Officials at the park, however, say unstable electricity supply affects production, especially in the steel manufacturing section. The $46m facility on the outskirts of Mukono town sits on 75 acres of land and employs 1,500 people, most of them Ugandans. The industrial park consists of three plants producing steel, wood and furniture products, as well as mattresses for both the domestic and export markets.
Zhang said the Sino-Uganda Industrial Park, which was commissioned by President Yoweri Museveni in March, is open for more Chinese firms to set up investments. The two firms that have started operations are Ubon Industrial Co Ltd, which is expected to produce LED lights and Pearlight Technology Ltd, which will produce household appliances, such as cables and detergent powder.
The 619-acre industrial park located in Bukasakya sub-county, targets to attract at least 60 Chinese firms, investments worth $600m (about sh2.2 trillion) and create at least 12,000 jobs for Ugandans. The industrial park is expected to be dominated by industries engaged in agroprocessing, metallurgical building materials, new energy, automobile manufacturing and assembly, as well as household appliances, Zhang explained.
The Mbale park is one of the 22 parks that the country plans to establish by 2020, to boost industrialisation.
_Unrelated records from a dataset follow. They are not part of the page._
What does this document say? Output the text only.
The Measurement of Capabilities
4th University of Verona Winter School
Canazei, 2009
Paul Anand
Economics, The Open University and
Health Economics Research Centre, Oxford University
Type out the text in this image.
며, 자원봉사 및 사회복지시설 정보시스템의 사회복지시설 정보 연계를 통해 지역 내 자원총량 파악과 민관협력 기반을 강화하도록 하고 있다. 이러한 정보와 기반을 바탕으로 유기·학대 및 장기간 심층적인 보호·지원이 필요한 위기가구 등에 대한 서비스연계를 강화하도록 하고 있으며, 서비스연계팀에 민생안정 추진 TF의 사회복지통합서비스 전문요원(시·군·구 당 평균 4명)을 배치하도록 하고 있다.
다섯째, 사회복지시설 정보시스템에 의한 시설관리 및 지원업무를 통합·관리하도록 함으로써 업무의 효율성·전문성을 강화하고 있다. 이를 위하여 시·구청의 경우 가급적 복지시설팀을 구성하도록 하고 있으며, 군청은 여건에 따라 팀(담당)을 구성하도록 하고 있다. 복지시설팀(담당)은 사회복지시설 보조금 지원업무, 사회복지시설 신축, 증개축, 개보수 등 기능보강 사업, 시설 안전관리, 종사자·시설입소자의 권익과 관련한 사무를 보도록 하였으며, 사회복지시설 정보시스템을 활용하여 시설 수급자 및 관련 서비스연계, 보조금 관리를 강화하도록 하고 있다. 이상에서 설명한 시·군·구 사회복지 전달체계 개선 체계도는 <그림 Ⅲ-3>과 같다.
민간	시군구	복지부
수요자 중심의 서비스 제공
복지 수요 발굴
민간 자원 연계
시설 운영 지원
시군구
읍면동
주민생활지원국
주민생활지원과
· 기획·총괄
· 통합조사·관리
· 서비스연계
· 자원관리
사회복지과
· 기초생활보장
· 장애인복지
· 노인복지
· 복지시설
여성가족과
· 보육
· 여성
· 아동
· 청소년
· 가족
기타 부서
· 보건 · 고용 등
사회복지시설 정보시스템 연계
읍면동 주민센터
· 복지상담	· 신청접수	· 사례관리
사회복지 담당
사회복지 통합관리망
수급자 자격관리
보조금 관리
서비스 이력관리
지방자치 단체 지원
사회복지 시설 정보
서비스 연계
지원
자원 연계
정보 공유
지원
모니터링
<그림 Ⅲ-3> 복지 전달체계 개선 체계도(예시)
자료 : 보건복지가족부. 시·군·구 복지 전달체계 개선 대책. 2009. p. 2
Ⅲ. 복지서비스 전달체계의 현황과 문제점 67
Lu, the chairperson of the Council for Promoting the South-South Cooperation (CPSSC), lauded Uganda’s investment climate during a business forum in Kampala on Tuesday. CPSSC is an influential organisation set up in 2014, to promote mutual co-operation between China and developing countries in education, culture, politics and technology. Lu said the organisation, with over 100 large state-owned and private enterprises as members, has interests in infrastructure, manufacturing, finance, energy and mining, engineering, healthcare, culture and education.
He served as vice-minister for foreign affairs from 2003 to 2006. He has held several other senior leadership positions in diplomatic service and government. Uganda has witnessed rapid growth in Chinese investment over the past decade, largely driven by good diplomatic ties with the Asian country. Chinese firms have set up investments worth over $1.2b (about sh4.4 trillion) and created more than 45,000 jobs since 2011, according to the Uganda Investment Authority.
For the last six years, China has been one of Uganda’s top two sources of foreign direct investments and second largest trade partner with volumes worth $811m in 2017. Industrial production is one of the eight new areas of co-operation between China and Uganda over the next three years, as agreed during the September Forum on China-Africa Co-operation (FOCAC) in Beijing. Under the arrangement, Chinese companies will be encouraged to increase investment in Africa and build and upgrade economic and trade co-operation zones on the continent.